There has never been a more exciting time in banking than now. Financial wellness apps and digital tools help users manage their finances, automate their savings, boost their credit, track their spending and investments, and create and follow budgets. Consumers and businesses have control over their finances right from their phones or desktops. The list of innovative fintech companies and the use cases for their financial wellness apps goes on and on. Just see our recent two-part series on 15 fintech companies to look out for in 2020 to see what we mean.
However, in order to continue to allow users access and full functionality to these apps, fintech companies require data—and, more specifically, permission to access it.
The Financial Data and Technology Association (FDATA) of North America released a January 2020 white paper on credential-based authentication that could affect billions. The data shows that 1.8 billion consumer accounts in the U.S. would lose functionality to financial apps they depend on. This could happen if screen scraping (which we’ll define shortly) were no longer allowed and only the largest financial institutions’ APIs were available to users.
Today, we’ll unpack this statement and supporting statistics, looking at what credential-based authentication means for the future of banking.
What is credential-based authentication?
All digital platforms—websites, applications, social networks, etc.—require some authentication that the owner is who they say they are. Some websites’ authentication credentials only require an email and a password from the owner. That is called password-based authentication.
Others, especially those linked to financial accounts with sensitive data, require further identification and verification for protection and security. These require credential-based authentication, such as name, email, password, date of birth, and account details, such as a bank account number, or extra verification through another connected device. This is credential-based authentication.
Another form of authentication that many fintechs are moving toward, including ourselves here at VoPay, is through tokenization. We recently wrote a post called Tokenization: The secret key to digital payment security.
In the post, we explain that tokenization is a form of credential-based authentication that adds an extra layer of security to consumers’ sensitive information and is more user-friendly. Tokens are a kind of credential that is far superior to anything that passwords and email addresses could ever provide. They can only be created by the credential owner and the information provided is algorithmically scrambled to protect against hackers decoding the information. These tokens replace and retain the essential information, not unlike a secure lockbox.
Impact of credential-based authentication on fintech apps
This superior level of identification, verification, and security is essential to protecting consumers’ sensitive information. But it is also essential for fintech applications to function and support the users effectively. Unfortunately, many innovative banking tools that consumers (could) use on a daily basis, are working with missing data or are screen-scraping to fill in the blanks.
Screen scraping is the process of collecting screen display data from one application to another. Most often, this is done as a last resort and captures data from an older, legacy application to display it through a modern app or website. Having to screen scrape in order to provide a modern service to consumers makes a great case for open banking—or the collaborative sharing and use of financial data.
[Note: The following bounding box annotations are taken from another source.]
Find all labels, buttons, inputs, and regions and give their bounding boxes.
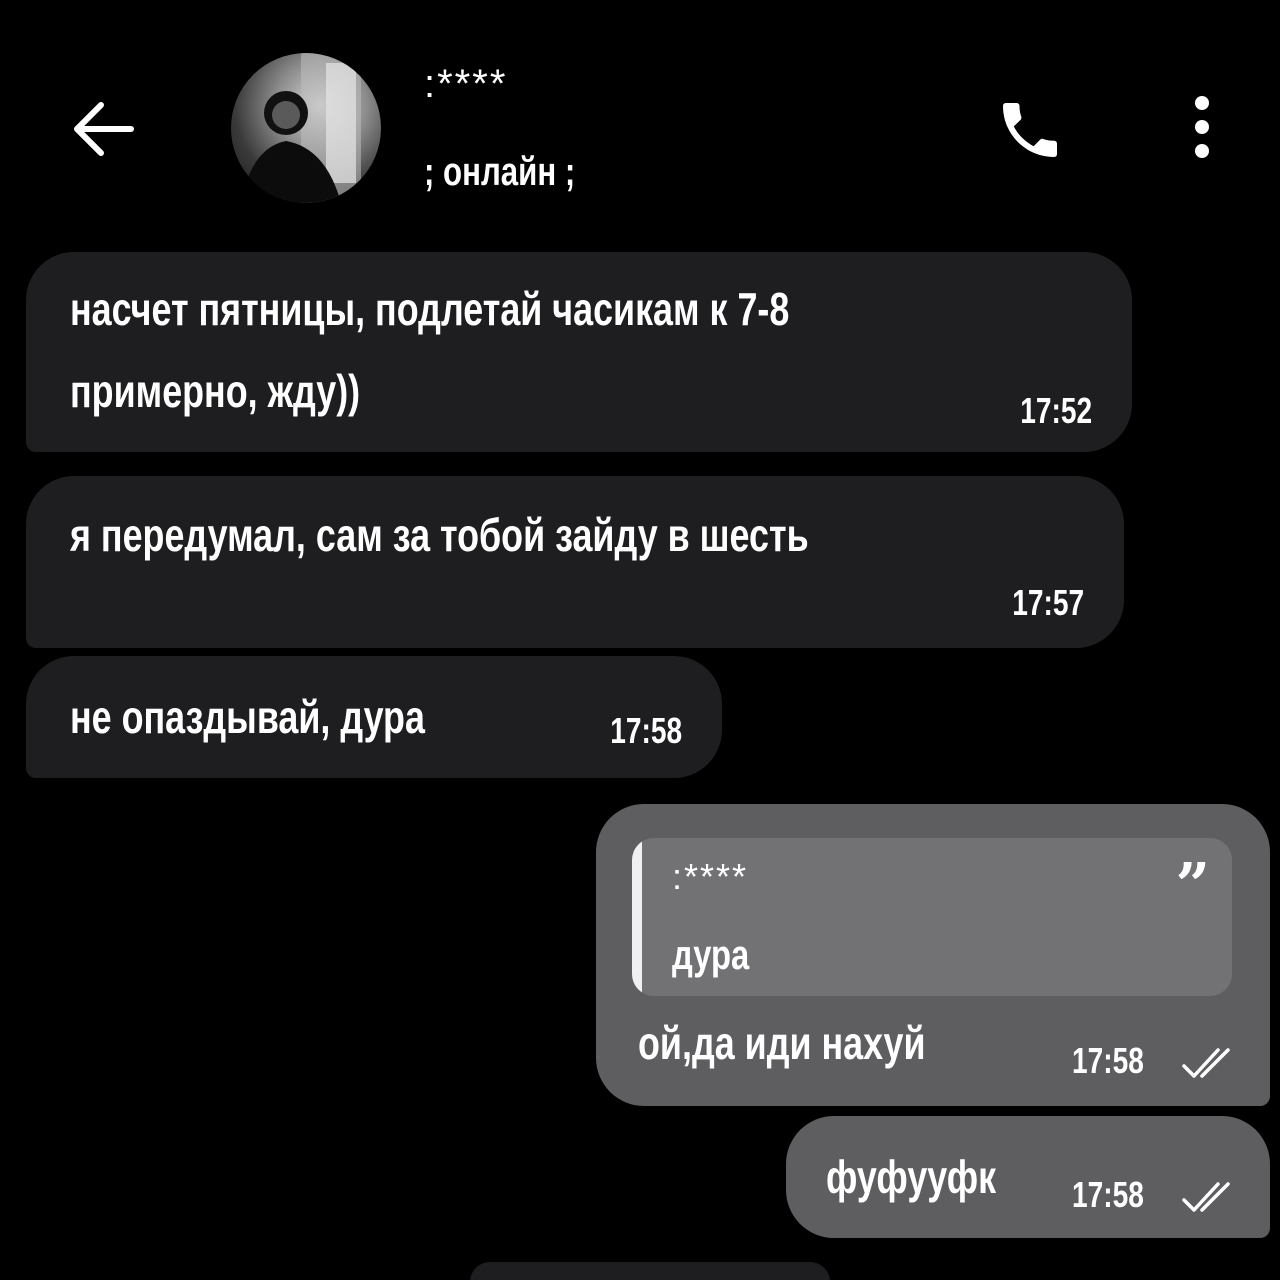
double-check-icon: [1182, 1048, 1230, 1078]
double-check-icon: [1182, 1182, 1230, 1212]
message-bubble-incoming[interactable]: я передумал, сам за тобой зайду в шесть …: [26, 476, 1124, 648]
chat-screen: :**** ; онлайн ; насчет пятницы, подлета…: [0, 0, 1280, 1280]
contact-avatar[interactable]: [231, 53, 381, 203]
message-text: насчет пятницы, подлетай часикам к 7-8: [70, 283, 790, 335]
contact-status: ; онлайн ;: [424, 150, 576, 194]
message-time: 17:57: [1012, 582, 1084, 623]
message-bubble-outgoing[interactable]: фуфууфк 17:58: [786, 1116, 1270, 1238]
message-text: я передумал, сам за тобой зайду в шесть: [70, 509, 809, 561]
quote-icon: ”: [1175, 851, 1210, 921]
message-time: 17:58: [1072, 1040, 1144, 1081]
message-bubble-incoming[interactable]: не опаздывай, дура 17:58: [26, 656, 722, 778]
message-text: примерно, жду)): [70, 365, 361, 417]
message-bubble-outgoing[interactable]: :**** дура ” ой,да иди нахуй 17:58: [596, 804, 1270, 1106]
call-button[interactable]: [990, 90, 1070, 170]
avatar-photo: [241, 53, 361, 203]
reply-accent-bar: [632, 838, 642, 996]
message-time: 17:58: [1072, 1174, 1144, 1215]
partial-message-bubble: [470, 1262, 830, 1280]
phone-icon: [1003, 103, 1057, 157]
more-vertical-icon: [1195, 96, 1209, 158]
message-bubble-incoming[interactable]: насчет пятницы, подлетай часикам к 7-8 п…: [26, 252, 1132, 452]
message-text: ой,да иди нахуй: [638, 1017, 926, 1069]
back-button[interactable]: [66, 92, 140, 166]
message-text: фуфууфк: [826, 1151, 997, 1203]
message-time: 17:52: [1020, 390, 1092, 431]
reply-author: :****: [672, 856, 749, 897]
reply-preview[interactable]: :**** дура ”: [632, 838, 1232, 996]
message-text: не опаздывай, дура: [70, 691, 425, 743]
reply-text: дура: [672, 931, 750, 978]
arrow-left-icon: [74, 102, 134, 156]
message-time: 17:58: [610, 710, 682, 751]
contact-name[interactable]: :****: [424, 62, 507, 107]
more-menu-button[interactable]: [1172, 92, 1232, 162]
But that’s another story, which you can read here.
If screen scraping was prohibited, open banking never comes into effect, and consumers were to rely only on applications built by major banks, what would happen? How would fintech companies that provide financial wellness apps be impacted? The short answer is that without all of the user data—and access to it—they cannot function fully.
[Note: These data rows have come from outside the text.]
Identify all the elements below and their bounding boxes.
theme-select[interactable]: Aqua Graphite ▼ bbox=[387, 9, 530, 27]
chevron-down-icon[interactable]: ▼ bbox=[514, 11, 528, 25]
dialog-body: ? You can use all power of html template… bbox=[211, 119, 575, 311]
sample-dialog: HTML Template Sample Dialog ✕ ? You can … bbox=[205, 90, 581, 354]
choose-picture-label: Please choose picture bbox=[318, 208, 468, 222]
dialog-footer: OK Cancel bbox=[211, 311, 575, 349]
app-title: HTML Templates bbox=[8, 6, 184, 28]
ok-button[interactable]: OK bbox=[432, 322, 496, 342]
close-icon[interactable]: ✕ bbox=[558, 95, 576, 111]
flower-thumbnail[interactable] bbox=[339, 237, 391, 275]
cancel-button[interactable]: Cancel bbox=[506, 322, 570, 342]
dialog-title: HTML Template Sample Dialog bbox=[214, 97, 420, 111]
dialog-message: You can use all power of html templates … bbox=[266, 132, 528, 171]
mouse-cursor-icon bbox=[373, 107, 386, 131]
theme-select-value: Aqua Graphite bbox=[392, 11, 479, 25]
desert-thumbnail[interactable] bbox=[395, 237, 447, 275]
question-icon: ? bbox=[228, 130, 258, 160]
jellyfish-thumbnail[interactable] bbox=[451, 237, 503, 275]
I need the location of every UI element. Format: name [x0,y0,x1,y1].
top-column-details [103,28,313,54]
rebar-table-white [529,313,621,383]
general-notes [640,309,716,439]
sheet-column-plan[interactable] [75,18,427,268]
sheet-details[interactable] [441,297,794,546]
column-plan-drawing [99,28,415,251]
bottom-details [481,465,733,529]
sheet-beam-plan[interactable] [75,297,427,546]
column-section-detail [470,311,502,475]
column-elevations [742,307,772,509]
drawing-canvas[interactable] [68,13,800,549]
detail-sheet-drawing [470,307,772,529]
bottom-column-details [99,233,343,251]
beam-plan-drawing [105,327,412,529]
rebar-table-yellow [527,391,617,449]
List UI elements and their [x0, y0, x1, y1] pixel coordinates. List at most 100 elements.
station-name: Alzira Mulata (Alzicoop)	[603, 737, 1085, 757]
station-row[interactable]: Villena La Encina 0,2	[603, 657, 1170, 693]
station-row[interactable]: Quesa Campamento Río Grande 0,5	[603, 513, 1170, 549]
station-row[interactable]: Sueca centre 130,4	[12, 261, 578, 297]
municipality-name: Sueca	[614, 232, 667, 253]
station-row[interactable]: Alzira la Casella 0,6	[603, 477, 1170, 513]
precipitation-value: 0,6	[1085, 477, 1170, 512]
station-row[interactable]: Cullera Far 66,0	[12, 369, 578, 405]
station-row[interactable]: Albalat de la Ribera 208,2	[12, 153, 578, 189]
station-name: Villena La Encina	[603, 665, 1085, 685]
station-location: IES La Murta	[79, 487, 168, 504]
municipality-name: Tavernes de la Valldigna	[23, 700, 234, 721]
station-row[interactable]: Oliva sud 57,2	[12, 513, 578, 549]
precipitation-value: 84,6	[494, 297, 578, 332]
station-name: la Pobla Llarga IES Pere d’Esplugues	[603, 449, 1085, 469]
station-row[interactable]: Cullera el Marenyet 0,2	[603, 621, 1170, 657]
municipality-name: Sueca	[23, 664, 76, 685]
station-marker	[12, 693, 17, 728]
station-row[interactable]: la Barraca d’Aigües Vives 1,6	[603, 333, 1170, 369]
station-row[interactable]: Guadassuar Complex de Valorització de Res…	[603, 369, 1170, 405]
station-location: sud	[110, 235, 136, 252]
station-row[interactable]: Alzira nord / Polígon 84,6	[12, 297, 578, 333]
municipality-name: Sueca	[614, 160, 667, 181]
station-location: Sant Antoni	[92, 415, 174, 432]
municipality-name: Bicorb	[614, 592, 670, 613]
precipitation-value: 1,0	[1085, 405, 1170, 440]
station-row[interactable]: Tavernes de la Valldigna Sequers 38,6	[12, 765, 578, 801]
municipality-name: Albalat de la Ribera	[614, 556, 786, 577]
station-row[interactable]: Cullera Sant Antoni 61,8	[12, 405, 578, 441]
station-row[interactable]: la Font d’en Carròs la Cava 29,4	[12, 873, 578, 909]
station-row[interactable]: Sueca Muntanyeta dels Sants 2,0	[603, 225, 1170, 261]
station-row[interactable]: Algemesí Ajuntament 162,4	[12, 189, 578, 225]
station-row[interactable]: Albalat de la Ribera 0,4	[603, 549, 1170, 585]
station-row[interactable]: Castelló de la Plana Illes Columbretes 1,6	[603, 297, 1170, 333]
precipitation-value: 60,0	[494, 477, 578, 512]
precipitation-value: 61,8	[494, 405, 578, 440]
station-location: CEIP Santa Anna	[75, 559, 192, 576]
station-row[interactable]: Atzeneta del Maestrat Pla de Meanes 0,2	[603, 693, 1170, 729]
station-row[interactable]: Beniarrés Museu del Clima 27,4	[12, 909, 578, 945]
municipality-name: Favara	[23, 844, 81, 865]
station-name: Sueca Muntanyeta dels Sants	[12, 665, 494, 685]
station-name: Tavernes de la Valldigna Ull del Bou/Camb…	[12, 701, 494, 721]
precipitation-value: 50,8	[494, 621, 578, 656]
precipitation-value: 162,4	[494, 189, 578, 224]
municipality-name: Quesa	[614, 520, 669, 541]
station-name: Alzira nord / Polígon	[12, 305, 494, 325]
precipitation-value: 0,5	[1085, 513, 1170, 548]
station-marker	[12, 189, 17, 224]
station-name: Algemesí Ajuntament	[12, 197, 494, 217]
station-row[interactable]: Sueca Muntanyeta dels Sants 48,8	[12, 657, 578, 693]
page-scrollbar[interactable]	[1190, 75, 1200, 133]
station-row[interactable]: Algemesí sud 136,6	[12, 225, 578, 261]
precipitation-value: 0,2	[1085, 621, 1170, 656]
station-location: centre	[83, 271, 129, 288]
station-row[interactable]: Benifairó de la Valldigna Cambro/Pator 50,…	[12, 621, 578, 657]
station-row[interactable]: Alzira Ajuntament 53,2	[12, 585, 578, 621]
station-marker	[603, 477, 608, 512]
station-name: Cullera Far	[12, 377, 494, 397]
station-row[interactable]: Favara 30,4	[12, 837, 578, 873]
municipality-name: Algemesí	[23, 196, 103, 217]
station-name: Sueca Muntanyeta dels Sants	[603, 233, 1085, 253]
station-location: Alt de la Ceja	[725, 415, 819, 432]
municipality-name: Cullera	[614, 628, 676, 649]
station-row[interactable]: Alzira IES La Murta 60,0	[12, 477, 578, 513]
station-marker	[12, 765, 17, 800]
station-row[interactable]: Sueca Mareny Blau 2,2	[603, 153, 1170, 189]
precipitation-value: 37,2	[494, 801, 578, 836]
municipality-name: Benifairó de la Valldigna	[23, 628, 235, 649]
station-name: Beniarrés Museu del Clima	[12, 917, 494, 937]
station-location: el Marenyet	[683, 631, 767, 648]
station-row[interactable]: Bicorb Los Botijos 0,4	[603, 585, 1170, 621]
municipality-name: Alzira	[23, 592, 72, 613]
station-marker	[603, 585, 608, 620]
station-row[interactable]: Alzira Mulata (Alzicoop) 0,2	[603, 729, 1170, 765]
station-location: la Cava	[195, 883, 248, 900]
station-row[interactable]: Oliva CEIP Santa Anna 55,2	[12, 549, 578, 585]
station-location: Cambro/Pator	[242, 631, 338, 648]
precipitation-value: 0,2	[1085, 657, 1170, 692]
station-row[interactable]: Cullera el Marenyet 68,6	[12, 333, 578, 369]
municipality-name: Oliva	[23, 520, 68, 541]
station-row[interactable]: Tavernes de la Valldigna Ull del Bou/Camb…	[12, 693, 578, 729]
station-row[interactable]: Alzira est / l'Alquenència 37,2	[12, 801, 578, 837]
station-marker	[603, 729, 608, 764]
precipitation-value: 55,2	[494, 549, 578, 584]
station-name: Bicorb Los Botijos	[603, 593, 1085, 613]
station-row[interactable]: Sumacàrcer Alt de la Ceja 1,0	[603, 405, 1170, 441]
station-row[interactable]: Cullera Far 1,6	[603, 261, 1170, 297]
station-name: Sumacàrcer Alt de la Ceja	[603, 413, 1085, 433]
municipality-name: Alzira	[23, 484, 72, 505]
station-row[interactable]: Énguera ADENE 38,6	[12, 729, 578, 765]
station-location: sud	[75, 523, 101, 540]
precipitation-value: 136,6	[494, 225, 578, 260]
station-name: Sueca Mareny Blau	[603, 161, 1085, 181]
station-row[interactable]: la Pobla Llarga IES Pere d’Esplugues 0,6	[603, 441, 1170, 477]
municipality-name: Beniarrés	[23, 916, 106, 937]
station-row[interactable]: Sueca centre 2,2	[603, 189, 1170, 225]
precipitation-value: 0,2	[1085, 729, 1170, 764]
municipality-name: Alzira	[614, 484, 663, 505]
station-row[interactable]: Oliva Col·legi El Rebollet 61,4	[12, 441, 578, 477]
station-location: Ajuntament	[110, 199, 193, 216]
According to the FDATA North America data, the impacted consumer and small business use cases in the U.S. would include:
- +530 million loan accounts for retirement planning, financial wellness, and debt reduction
- +310 million accounts to manage and pay account balances and provide overdraft protection
- +330 million investment accounts
- +210 million accounts to help move and save money
- Almost 200 million transactions accounts
- Almost 140 million accounts fighting fraud and providing identity verification and authentication
- +100 million credit accounts
In the end, credential-based authentication is essential for encouraging innovation and competition in the banking and technology sector. It gives consumers the power to control who has access to their financial information and the choice of what they want to do with it. It gives them the freedom, tools, and support to manage and improve their financial wellness like never before.